When director John Ford remade the title, again as a silent film, in 1923, Cameo Kirby marked another two firsts. It was the first picture in which Ford, a prolific director whose career lasted from 1917 to 1971, was credited as John instead of Jack. It was also the film debut of Jean Arthur, who would go on to be the queen of screwball comedy in the 30s, appearing in classics like Mr Deeds Goes to Town and Too Many Husbands.
Final Incarnation as a Musical
The 20s saw the invention of talkies, and the third Cameo Kirby film in 1930 capitalised on this by reworking the story as a musical. Unusually, the female lead, Norma Terris, had no songs to sing, with all the music divided between male lead J Harold Murray, the chorus, and the negro slaves.

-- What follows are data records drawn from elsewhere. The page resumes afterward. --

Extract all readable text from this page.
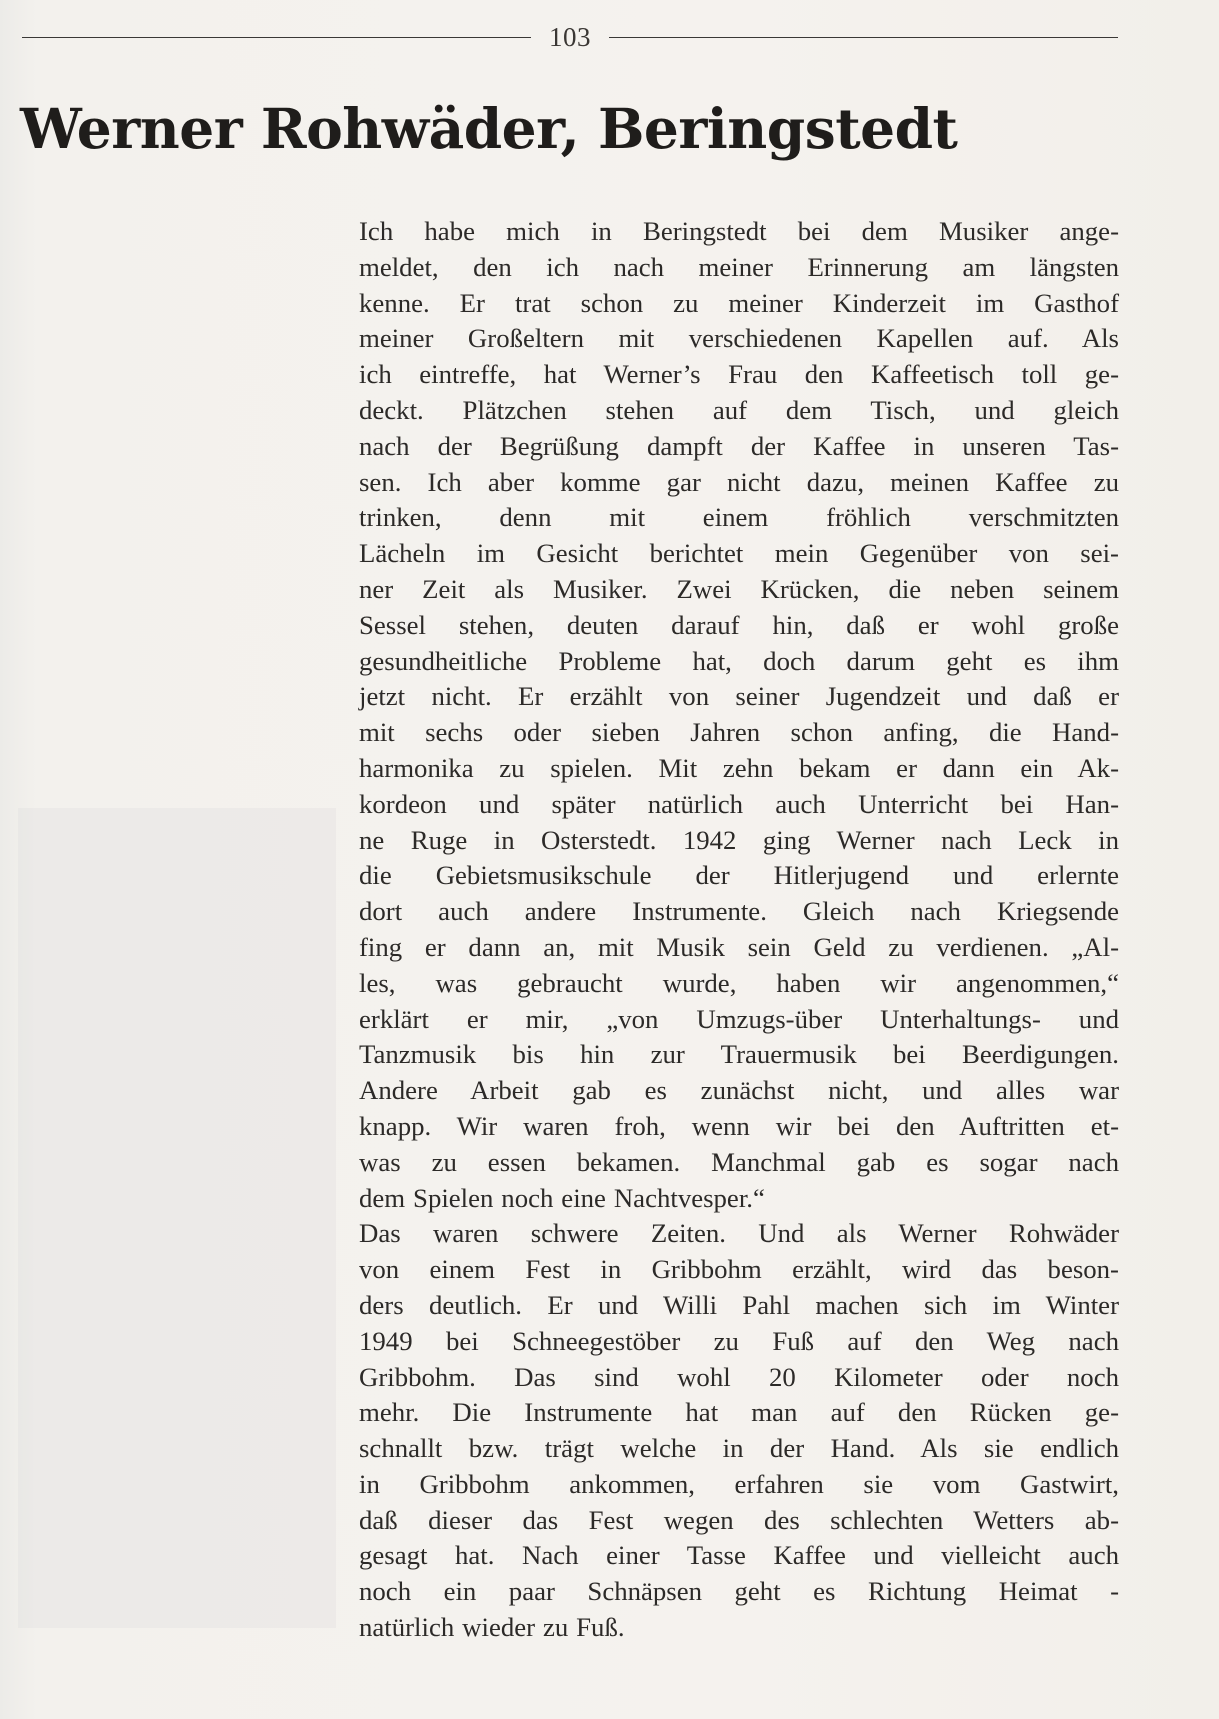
103
Werner Rohwäder, Beringstedt
Ich habe mich in Beringstedt bei dem Musiker ange-
meldet, den ich nach meiner Erinnerung am längsten
kenne. Er trat schon zu meiner Kinderzeit im Gasthof
meiner Großeltern mit verschiedenen Kapellen auf. Als
ich eintreffe, hat Werner’s Frau den Kaffeetisch toll ge-
deckt. Plätzchen stehen auf dem Tisch, und gleich
nach der Begrüßung dampft der Kaffee in unseren Tas-
sen. Ich aber komme gar nicht dazu, meinen Kaffee zu
trinken, denn mit einem fröhlich verschmitzten
Lächeln im Gesicht berichtet mein Gegenüber von sei-
ner Zeit als Musiker. Zwei Krücken, die neben seinem
Sessel stehen, deuten darauf hin, daß er wohl große
gesundheitliche Probleme hat, doch darum geht es ihm
jetzt nicht. Er erzählt von seiner Jugendzeit und daß er
mit sechs oder sieben Jahren schon anfing, die Hand-
harmonika zu spielen. Mit zehn bekam er dann ein Ak-
kordeon und später natürlich auch Unterricht bei Han-
ne Ruge in Osterstedt. 1942 ging Werner nach Leck in
die Gebietsmusikschule der Hitlerjugend und erlernte
dort auch andere Instrumente. Gleich nach Kriegsende
fing er dann an, mit Musik sein Geld zu verdienen. „Al-
les, was gebraucht wurde, haben wir angenommen,“
erklärt er mir, „von Umzugs-über Unterhaltungs- und
Tanzmusik bis hin zur Trauermusik bei Beerdigungen.
Andere Arbeit gab es zunächst nicht, und alles war
knapp. Wir waren froh, wenn wir bei den Auftritten et-
was zu essen bekamen. Manchmal gab es sogar nach
dem Spielen noch eine Nachtvesper.“
Das waren schwere Zeiten. Und als Werner Rohwäder
von einem Fest in Gribbohm erzählt, wird das beson-
ders deutlich. Er und Willi Pahl machen sich im Winter
1949 bei Schneegestöber zu Fuß auf den Weg nach
Gribbohm. Das sind wohl 20 Kilometer oder noch
mehr. Die Instrumente hat man auf den Rücken ge-
schnallt bzw. trägt welche in der Hand. Als sie endlich
in Gribbohm ankommen, erfahren sie vom Gastwirt,
daß dieser das Fest wegen des schlechten Wetters ab-
gesagt hat. Nach einer Tasse Kaffee und vielleicht auch
noch ein paar Schnäpsen geht es Richtung Heimat -
natürlich wieder zu Fuß.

The film’s portrayal of black characters, and the attitudes of white characters towards them, is highly offensive to modern eyes. At the time, however, it was a fairly typical portrayal of 19th-Century American society, no worse than that seen in hundreds of other films.

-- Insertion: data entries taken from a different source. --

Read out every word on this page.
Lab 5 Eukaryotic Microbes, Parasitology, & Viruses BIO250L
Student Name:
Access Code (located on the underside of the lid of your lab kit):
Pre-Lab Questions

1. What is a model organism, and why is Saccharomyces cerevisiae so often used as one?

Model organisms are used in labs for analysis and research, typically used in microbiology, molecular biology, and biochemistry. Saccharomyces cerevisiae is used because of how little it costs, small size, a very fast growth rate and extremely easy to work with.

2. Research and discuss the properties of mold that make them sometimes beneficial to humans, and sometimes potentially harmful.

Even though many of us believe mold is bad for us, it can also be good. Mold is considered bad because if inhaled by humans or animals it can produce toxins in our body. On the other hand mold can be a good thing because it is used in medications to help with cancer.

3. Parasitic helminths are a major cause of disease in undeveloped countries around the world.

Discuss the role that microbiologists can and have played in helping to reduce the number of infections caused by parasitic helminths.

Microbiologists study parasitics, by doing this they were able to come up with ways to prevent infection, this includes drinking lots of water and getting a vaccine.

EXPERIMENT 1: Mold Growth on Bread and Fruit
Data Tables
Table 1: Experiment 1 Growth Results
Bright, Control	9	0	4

Ford’s Version the Most Highly Regarded
John Ford’s 1923 version of Cameo Kirby is regarded by many as the most memorable of the three. For a start, it’s one of the few films from Ford’s early years of which copies survive. Ford’s output was always prodigious, and he made more than 60 silent films in the first decade of his career. Sadly, more than half of them have been lost, but two copies of Cameo Kirby are archived, in Los Angeles and Lisbon.
Ford’s Cameo Kirby is also notable as one of the last films John Gilbert would make as a relative unknown. By 1924, he was under contract to Metro-Goldwyn-Mayer, and he remained a huge silent movie star for the rest of the 20s, starring opposite Greta Garbo in several classics. Studio politics and a feud with Louis B Mayer effectively ended his career in the talkies era. His love interest in Cameo Kirby is Gertrude Olmstead, another great silent star who later appeared opposite Rudolf Valentino in Cobra.

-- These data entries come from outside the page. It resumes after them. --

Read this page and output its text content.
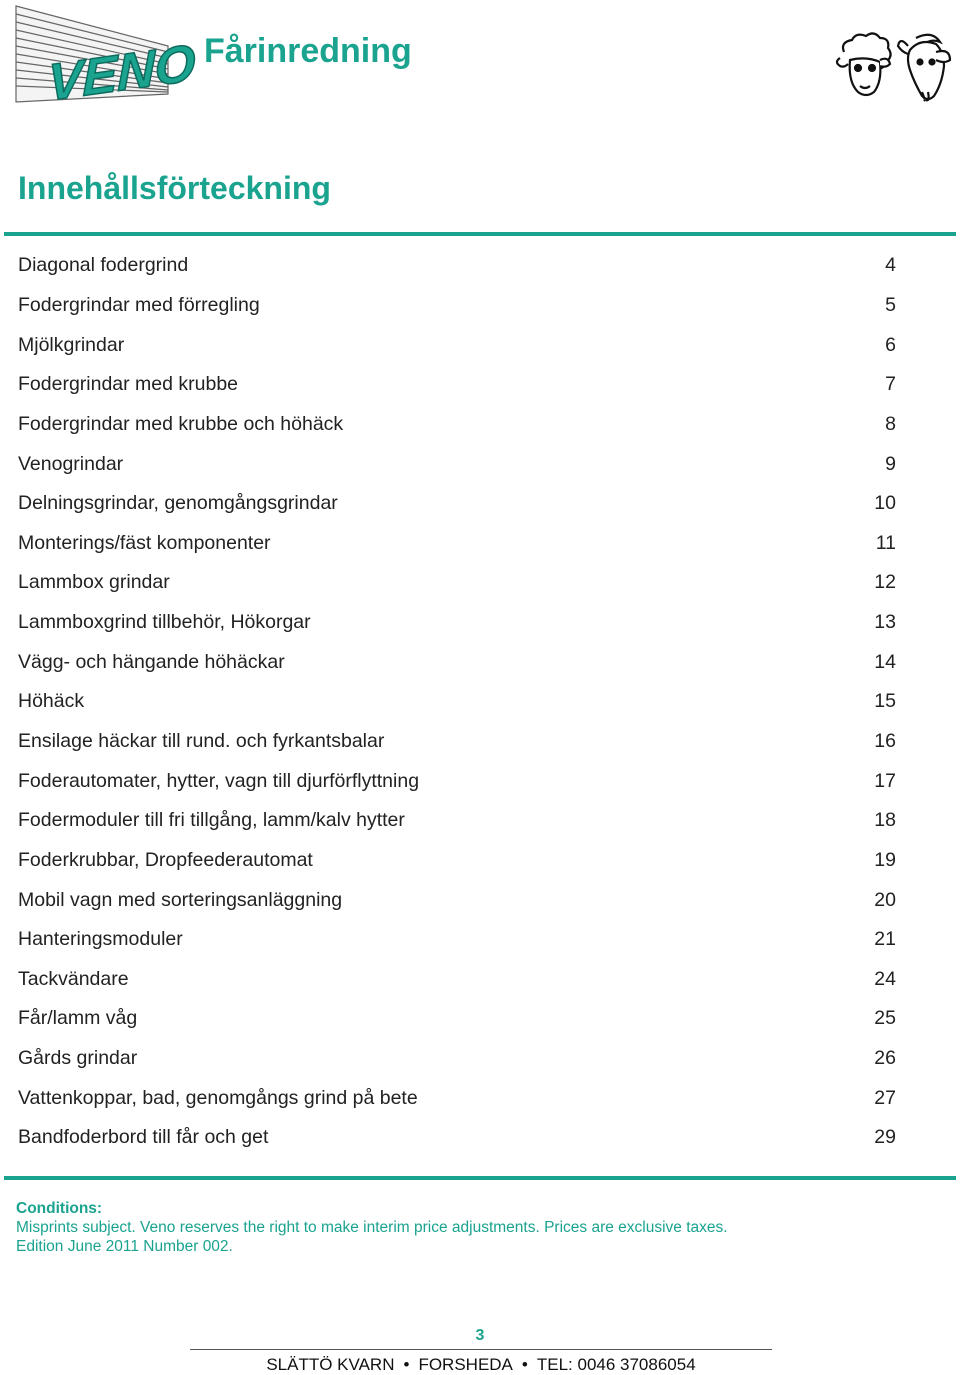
VENO Fårinredning
Innehållsförteckning
Diagonal fodergrind	4
Fodergrindar med förregling	5
Mjölkgrindar	6
Fodergrindar med krubbe	7
Fodergrindar med krubbe och höhäck	8
Venogrindar	9
Delningsgrindar, genomgångsgrindar	10
Monterings/fäst komponenter	11
Lammbox grindar	12
Lammboxgrind tillbehör, Hökorgar	13
Vägg- och hängande höhäckar	14
Höhäck	15
Ensilage häckar till rund. och fyrkantsbalar	16
Foderautomater, hytter, vagn till djurförflyttning	17
Fodermoduler till fri tillgång, lamm/kalv hytter	18
Foderkrubbar, Dropfeederautomat	19
Mobil vagn med sorteringsanläggning	20
Hanteringsmoduler	21
Tackvändare	24
Får/lamm våg	25
Gårds grindar	26
Vattenkoppar, bad, genomgångs grind på bete	27
Bandfoderbord till får och get	29
Conditions:
Misprints subject. Veno reserves the right to make interim price adjustments. Prices are exclusive taxes.
Edition June 2011 Number 002.
3
SLÄTTÖ KVARN • FORSHEDA • TEL: 0046 37086054
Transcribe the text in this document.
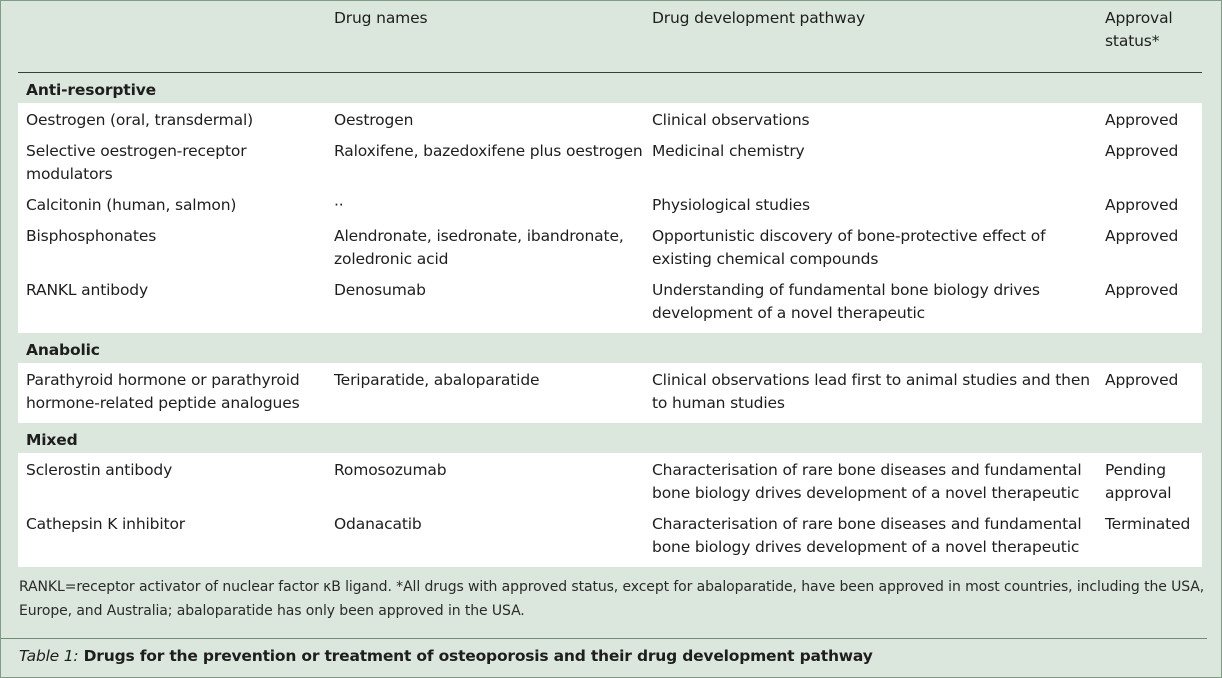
	Drug names	Drug development pathway	Approval status*
Anti-resorptive			
Oestrogen (oral, transdermal)	Oestrogen	Clinical observations	Approved
Selective oestrogen-receptor modulators	Raloxifene, bazedoxifene plus oestrogen	Medicinal chemistry	Approved
Calcitonin (human, salmon)	··	Physiological studies	Approved
Bisphosphonates	Alendronate, isedronate, ibandronate, zoledronic acid	Opportunistic discovery of bone-protective effect of existing chemical compounds	Approved
RANKL antibody	Denosumab	Understanding of fundamental bone biology drives development of a novel therapeutic	Approved
Anabolic			
Parathyroid hormone or parathyroid hormone-related peptide analogues	Teriparatide, abaloparatide	Clinical observations lead first to animal studies and then to human studies	Approved
Mixed			
Sclerostin antibody	Romosozumab	Characterisation of rare bone diseases and fundamental bone biology drives development of a novel therapeutic	Pending approval
Cathepsin K inhibitor	Odanacatib	Characterisation of rare bone diseases and fundamental bone biology drives development of a novel therapeutic	Terminated
RANKL=receptor activator of nuclear factor κB ligand. *All drugs with approved status, except for abaloparatide, have been approved in most countries, including the USA, Europe, and Australia; abaloparatide has only been approved in the USA.
Table 1: Drugs for the prevention or treatment of osteoporosis and their drug development pathway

Fighting to Clear his Name
Cameo Kirby has a fairly simple plot. Professional riverboat gambler Cameo Kirby has the skills to cheat at cards, but he only uses them against other card sharps. When he sees the disreputable Moreau preparing to fleece an elderly Southern Colonel, he enters the card game and cheats to beat Moreau. In doing so, he wins all the Colonel’s money, and even the title deeds to his plantation. He intends to return these to the old man, but disgraced by his loss, the Colonel shoots himself.
Kirby then discovers that the stranger he fell in love with at the carnival the night before the game is the Colonel’s daughter. The rest of the plot concerns his efforts to clear his name of responsibility for the old man’s death, and bring the real culprit, Moreau, to justice so that he can win his love.